Au moment où cet article paraîtra, les hostilités
auront été déclenchées. Nul ne peut savoir
si Saddam Hussein parviendra à recourir à la politique de
la terre brûlée qu'on lui prête et enflammera les puits
de pétrole. On peut souhaiter que non. Nul ne peut savoir s'il
recourra aux armes non conventionnelles dont il dispose, quoi qu'on dise
en France. On peut souhaiter que non, là encore. Comme on peut
souhaiter que le nombre de victimes sera le plus faible possible. Je fais
a priori confiance à l'armée américaine et à
la supériorité technologique dont elle dispose pour que
tout se passe pour le mieux, au plus vite et de façon optimale.
Il aurait été mieux que Saddam parte sans guerre, accepte
de désarmer et de quitter la liste des États-voyous, cela
n'a pas été possible. Il aurait été mieux
que Saddam soit déposé dès 1991, la politique absurde
et pusillanime de George Bush père a fait qu'il n'en a pas été
ainsi, et Clinton ensuite a maintenu un statu quo qui n'a que trop duré
et qui n'a fait que trop de victimes.
Je pourrais revenir sur les discours absurdes, ineptes, cyniques qui ont
été tenus en France ces derniers temps, tant par Chirac
et Villepin qui se sont révélés des virtuoses du
mensonge, de la démagogie et de la cuistrerie, que par tous ceux
qui, par antiaméricanisme, par antisémitisme ou par sentiment
d'affinité avec les criminels et les dictateurs, mais il me semble
que c'est inutile. La réalité va se charger en peu de temps
de balayer tout cela. Il est à craindre que ceux qui gouvernent
la France doivent, en tout cas, payer le prix de leur attitude, et je
souhaite qu'ils paient. Des modifications sont à attendre au sein
de l'OTAN. L'ONU va se trouver très amoindrie.
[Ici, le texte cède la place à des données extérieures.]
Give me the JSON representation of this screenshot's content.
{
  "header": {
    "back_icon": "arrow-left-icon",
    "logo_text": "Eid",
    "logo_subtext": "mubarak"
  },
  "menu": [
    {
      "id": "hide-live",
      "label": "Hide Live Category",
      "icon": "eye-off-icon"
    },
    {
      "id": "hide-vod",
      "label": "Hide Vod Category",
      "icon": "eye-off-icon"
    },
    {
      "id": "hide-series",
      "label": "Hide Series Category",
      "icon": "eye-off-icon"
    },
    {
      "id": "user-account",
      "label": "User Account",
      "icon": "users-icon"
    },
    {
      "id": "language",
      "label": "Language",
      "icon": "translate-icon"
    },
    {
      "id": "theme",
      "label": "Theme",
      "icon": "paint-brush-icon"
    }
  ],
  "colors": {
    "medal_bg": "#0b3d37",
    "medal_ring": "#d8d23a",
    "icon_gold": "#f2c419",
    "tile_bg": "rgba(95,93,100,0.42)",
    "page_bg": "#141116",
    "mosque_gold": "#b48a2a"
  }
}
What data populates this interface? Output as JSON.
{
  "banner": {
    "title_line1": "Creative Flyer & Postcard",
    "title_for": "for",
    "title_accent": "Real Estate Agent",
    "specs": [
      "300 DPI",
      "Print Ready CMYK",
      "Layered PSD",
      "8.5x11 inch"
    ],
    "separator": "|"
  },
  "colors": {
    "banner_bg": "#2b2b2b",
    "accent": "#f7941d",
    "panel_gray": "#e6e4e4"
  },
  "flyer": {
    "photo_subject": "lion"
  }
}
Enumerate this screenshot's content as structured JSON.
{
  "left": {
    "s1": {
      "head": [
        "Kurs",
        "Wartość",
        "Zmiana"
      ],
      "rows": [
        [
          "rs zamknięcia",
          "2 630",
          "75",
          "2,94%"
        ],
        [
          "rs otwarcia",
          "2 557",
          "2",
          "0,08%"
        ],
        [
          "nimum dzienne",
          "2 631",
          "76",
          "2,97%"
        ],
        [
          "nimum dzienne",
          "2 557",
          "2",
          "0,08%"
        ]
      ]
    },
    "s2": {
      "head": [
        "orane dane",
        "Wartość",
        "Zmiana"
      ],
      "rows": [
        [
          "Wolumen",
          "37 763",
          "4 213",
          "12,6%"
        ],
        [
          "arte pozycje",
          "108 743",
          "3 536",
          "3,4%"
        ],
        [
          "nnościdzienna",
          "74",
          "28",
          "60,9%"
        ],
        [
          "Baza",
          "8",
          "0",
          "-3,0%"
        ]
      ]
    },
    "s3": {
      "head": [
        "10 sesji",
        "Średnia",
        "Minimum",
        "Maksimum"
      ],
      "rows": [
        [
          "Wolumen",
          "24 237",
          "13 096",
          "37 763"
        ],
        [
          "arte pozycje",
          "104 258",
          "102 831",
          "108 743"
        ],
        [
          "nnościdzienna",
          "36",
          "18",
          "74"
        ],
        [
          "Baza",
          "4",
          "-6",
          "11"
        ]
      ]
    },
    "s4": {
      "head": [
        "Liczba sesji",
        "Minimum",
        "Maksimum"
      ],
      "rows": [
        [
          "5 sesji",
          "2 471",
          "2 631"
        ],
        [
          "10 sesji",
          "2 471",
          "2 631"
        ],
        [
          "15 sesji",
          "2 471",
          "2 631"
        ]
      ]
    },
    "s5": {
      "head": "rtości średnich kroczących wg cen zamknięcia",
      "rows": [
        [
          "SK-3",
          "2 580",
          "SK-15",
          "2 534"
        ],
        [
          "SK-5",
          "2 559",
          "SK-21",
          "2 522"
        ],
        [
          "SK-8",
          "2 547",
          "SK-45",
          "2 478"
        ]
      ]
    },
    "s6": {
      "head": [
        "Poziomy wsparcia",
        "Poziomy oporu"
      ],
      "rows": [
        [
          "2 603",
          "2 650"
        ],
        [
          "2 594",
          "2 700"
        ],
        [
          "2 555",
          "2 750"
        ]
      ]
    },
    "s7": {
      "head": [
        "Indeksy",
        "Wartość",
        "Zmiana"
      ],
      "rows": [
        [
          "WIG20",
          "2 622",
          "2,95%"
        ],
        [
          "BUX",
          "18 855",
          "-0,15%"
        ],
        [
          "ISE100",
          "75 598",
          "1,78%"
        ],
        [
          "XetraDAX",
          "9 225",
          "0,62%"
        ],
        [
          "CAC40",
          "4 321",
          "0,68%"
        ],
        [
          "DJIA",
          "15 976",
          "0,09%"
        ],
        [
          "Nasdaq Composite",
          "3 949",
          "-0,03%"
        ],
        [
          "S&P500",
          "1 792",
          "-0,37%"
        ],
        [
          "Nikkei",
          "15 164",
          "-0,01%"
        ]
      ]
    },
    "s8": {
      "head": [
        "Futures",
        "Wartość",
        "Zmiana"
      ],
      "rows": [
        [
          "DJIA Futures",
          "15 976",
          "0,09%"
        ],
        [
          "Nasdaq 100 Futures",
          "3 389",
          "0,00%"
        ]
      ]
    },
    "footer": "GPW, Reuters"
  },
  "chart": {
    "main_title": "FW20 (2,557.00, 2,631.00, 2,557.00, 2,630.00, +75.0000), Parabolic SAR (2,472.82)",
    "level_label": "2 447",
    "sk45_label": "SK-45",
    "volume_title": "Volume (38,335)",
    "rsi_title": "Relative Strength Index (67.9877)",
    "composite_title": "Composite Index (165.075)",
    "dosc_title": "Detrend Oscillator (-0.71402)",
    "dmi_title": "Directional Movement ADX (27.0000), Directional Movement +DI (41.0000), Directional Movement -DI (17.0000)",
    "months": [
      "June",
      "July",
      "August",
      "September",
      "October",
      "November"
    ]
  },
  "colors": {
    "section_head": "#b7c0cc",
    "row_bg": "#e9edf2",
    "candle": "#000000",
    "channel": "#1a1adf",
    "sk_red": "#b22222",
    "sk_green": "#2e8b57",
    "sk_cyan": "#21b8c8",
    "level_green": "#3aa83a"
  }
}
L'Europe ne sortira
pas indemne de l'épreuve. Six ans après avoir dissous l'assemblée
nationale française, le tandem Chirac-Villepin pourrait bien avoir
dissous ce qui pouvait rester du prestige international de la France.
Même ceux qui ont tenu ces dernières semaines un raisonnement
gaulliste se sont alarmés du fait que la France d'aujourd'hui n'avait
plus les moyens économiques et financiers de prendre la pose suffisante
de celui qui a tout compris. Certains au sein de l'UMP, tels Pierre Lellouche,
ont parfaitement déchiffré que la France jouait la carte
du monde arabo-musulman et de l'ordre dictatorial en place contre l'idée
de liberté et ont évoqué les dégâts
qui risquaient de s'ensuivre. Deux hommes politiques ont sauvé
l'honneur, deux seulement et c'est fort peu : Bernard Kouchner qui, seul
à gauche, a tenu un discours de compassion vis-à-vis des
souffrances des populations sous Saddam ; Alain Madelin qui, seul à
droite, a osé réaffirmer les droits de la personne humaine
et dire que ces droits étaient supérieurs au " droit
des États ".
Nous sortons d'un certain nombre d'impostures, et c'est tant mieux. L'expression
" communauté internationale " a vécu et on ne
pourra plus, hors de France, poser sur un pied d'égalité
un criminel et un homme démocratiquement élu. On ne pourra
plus aussi facilement proposer avec désinvolture de sacrifier des
populations civiles à la " raison d'État ". L'expression
même " droit international " ne pourra plus servir d'écran
sordide derrière lequel on pourra violer le droit naturel des êtres
humains.
Nous risquons de voir naître une flambée de terrorisme et
d'islamisme disent quelques-uns. Peut-être ont-ils raison dans le
court terme, mais c'est loin d'être sûr. Dans le moyen et
le long terme, on peut penser au contraire que la lutte contre le terrorisme
va franchir des pas décisifs et que l'islamisme va retomber. Bientôt
plus rien ne permettra aux islamistes de croire encore en la pusillanimité
de l'Occident tout entier et à leur capacité de vaincre
celui-ci. La victoire changera tout. La victoire était nécessaire.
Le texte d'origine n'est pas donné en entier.